CVE-2024-1709, nicknamed "SlashAndGrab," is a critical authentication bypass vulnerability in ConnectWise ScreenConnect (now ConnectWise Control), one of the most widely deployed Remote Monitoring and Management (RMM) tools used by Managed Service Providers (MSPs). The flaw allows an unauthenticated network attacker to bypass authentication entirely and gain administrative access to the ScreenConnect server, resulting in complete system takeover.

The vulnerability was disclosed on February 19, 2024, and mass exploitation began within 48 hours. CISA added CVE-2024-1709 to the Known Exploited Vulnerabilities (KEV) catalog on the same day as disclosure, reflecting the severity and active exploitation observed in the wild.

Technical Details

The vulnerability stems from inconsistent path normalization between the URL routing mechanism and the authentication layer in ScreenConnect's web application. By crafting a request to /SetupWizard.aspx/ followed by any arbitrary path suffix (e.g., /SetupWizard.aspx/anything), an attacker can reach the first-run installation wizard on a fully configured, production ScreenConnect server-even one that has been operational for years.

This endpoint allows the attacker to create a new administrator account without any authentication. Once administrative access is obtained, the attacker can leverage ScreenConnect's legitimate functionality to deploy payloads to all connected endpoints, as the ScreenConnect agent typically runs with LocalSystem privileges.

Impact

The impact of this vulnerability is catastrophic, particularly for MSPs. A compromised ScreenConnect server grants attackers root-level access to every endpoint the MSP manages-including laptops, file servers, hypervisors, and domain controllers. The blast radius encompasses the MSP's entire customer base.
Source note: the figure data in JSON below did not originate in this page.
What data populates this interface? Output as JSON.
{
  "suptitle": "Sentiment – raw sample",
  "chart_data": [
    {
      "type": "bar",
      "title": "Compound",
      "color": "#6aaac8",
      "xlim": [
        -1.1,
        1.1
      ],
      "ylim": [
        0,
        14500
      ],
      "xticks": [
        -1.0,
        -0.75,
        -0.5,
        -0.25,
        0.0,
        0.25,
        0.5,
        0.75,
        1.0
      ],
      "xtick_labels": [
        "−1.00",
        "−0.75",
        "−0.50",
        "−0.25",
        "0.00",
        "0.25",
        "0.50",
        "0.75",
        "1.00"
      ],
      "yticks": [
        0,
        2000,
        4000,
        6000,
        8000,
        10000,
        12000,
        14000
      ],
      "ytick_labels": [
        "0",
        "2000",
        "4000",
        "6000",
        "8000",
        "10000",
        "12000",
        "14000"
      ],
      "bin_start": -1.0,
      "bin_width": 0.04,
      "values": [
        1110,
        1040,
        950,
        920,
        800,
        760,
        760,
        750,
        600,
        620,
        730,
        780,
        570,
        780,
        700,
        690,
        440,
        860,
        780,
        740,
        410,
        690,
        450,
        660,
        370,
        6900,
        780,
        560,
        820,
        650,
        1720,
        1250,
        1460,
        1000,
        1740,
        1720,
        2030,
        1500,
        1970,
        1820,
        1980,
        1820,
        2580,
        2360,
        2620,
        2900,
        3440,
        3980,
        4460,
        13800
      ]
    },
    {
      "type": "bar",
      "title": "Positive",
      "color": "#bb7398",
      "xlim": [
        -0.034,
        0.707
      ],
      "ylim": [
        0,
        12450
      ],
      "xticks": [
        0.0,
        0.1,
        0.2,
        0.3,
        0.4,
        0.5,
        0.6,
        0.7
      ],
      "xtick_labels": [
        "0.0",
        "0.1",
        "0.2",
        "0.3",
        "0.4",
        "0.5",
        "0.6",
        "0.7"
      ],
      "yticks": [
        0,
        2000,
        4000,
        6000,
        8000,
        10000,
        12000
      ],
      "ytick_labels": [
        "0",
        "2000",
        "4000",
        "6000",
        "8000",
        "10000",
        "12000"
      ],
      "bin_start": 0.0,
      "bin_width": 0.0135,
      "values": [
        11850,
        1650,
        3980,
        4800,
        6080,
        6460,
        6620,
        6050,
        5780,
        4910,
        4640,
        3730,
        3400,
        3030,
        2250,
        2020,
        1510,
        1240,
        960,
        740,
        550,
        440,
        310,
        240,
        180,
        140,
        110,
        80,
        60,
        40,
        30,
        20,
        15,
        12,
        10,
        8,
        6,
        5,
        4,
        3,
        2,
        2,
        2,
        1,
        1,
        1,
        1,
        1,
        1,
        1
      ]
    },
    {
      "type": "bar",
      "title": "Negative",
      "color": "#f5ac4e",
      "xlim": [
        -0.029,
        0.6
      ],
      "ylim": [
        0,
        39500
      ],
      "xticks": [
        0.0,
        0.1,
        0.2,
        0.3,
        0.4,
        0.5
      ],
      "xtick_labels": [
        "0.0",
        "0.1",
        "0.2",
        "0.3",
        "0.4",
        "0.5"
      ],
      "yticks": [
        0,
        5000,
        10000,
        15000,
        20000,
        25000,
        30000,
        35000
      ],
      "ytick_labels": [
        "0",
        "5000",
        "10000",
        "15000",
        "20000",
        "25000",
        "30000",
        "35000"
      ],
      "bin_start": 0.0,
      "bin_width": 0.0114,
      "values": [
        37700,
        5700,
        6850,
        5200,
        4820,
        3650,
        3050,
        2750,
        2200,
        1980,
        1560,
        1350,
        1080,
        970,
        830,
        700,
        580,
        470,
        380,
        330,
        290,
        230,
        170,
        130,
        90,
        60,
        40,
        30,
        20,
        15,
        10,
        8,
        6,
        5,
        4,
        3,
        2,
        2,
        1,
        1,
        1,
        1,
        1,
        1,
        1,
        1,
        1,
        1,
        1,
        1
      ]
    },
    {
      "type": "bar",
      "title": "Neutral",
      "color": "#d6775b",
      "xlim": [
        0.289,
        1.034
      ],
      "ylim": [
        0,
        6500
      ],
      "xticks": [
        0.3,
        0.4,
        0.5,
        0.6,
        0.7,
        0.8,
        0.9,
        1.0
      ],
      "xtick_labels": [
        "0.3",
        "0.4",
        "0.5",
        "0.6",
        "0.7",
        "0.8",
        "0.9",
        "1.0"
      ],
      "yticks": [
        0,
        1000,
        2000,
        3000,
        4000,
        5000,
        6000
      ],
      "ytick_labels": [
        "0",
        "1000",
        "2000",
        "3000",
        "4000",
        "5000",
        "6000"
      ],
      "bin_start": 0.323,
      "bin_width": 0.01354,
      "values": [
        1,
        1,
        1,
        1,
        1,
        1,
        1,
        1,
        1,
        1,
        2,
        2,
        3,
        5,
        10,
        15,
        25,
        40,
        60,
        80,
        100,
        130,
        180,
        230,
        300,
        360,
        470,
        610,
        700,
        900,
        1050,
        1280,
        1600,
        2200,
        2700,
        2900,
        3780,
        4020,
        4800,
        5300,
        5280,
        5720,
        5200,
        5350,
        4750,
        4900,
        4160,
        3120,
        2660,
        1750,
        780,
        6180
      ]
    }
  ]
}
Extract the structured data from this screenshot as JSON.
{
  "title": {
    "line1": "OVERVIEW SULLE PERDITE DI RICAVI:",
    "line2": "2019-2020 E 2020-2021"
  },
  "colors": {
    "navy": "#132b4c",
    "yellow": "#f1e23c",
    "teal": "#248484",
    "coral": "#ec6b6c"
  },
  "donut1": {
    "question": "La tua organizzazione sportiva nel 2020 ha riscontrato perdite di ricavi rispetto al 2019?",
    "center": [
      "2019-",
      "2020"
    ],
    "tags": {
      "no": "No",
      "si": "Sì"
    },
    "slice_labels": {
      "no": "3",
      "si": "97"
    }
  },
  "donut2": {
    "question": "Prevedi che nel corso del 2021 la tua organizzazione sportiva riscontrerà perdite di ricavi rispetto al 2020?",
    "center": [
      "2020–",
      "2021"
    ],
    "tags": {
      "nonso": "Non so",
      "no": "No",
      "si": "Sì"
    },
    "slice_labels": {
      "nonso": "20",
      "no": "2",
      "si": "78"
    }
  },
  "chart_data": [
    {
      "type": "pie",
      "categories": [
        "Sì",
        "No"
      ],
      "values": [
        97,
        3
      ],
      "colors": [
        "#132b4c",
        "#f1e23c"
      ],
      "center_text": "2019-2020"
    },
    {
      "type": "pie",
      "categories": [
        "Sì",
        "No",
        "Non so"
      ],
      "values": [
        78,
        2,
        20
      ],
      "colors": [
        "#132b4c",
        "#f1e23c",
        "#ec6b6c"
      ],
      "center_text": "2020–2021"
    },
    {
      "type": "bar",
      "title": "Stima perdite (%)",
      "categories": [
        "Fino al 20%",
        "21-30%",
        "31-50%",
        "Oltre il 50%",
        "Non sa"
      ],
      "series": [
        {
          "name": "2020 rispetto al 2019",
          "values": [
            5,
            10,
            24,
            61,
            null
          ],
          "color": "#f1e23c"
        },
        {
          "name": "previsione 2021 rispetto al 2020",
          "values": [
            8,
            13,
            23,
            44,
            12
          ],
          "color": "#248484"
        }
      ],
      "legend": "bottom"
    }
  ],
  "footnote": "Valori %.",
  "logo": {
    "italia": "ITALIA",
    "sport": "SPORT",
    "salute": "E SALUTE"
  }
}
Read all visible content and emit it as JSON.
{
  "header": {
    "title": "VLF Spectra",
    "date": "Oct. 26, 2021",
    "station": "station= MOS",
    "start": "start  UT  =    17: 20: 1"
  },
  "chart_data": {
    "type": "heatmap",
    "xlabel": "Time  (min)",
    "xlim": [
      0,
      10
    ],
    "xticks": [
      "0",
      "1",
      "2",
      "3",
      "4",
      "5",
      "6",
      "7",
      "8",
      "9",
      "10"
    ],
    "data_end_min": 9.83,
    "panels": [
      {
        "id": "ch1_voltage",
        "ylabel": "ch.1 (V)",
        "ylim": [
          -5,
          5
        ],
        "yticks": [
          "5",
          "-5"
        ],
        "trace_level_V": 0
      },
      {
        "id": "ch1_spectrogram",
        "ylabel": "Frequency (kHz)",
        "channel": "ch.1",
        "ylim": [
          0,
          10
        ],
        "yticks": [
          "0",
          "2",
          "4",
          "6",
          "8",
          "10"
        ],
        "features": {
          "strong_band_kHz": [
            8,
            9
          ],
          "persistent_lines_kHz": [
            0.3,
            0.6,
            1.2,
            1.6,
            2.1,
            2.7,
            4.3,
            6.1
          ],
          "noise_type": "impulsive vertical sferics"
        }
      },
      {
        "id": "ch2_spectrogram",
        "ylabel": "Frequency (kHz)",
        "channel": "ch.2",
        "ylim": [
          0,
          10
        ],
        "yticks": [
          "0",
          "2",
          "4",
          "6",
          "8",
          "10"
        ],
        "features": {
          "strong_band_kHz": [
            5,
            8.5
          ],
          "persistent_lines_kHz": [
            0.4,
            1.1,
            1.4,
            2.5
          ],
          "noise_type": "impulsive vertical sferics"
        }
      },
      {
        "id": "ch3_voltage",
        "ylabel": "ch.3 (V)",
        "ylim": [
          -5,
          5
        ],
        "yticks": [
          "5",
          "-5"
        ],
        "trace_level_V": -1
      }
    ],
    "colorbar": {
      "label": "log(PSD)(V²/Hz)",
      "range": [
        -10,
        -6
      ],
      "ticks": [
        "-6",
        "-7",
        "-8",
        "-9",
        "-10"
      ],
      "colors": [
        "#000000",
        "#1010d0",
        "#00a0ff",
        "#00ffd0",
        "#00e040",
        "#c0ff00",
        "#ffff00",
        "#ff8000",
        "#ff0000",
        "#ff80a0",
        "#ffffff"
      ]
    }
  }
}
Multiple ransomware groups including Black Basta, Bl00dy, Play, and BianLian were observed actively exploiting this vulnerability during February-March 2024. Hundreds of MSPs were reportedly compromised. Security firms Huntress, Sophos, and Mandiant tracked at least four distinct threat actor groups leveraging this attack chain.

Mitigation

1. Upgrade immediately to ConnectWise ScreenConnect version 23.9.8 or later. There is no functional workaround for this vulnerability.
2. Audit the User Manager (Administrative → User → User Manager) for unfamiliar administrator accounts created after February 13, 2024.
3. Pull and review session recordings from the exposure window to identify suspicious remote sessions.

Detection

1. Review ScreenConnect web server logs for requests containing /SetupWizard.aspx/ with any path suffix-this pattern indicates exploitation attempts.
2. Monitor for newly created administrator accounts, particularly those created during the exploitation window.
3. Audit endpoint activity through ScreenConnect session recordings to identify unauthorized access or payload deployment.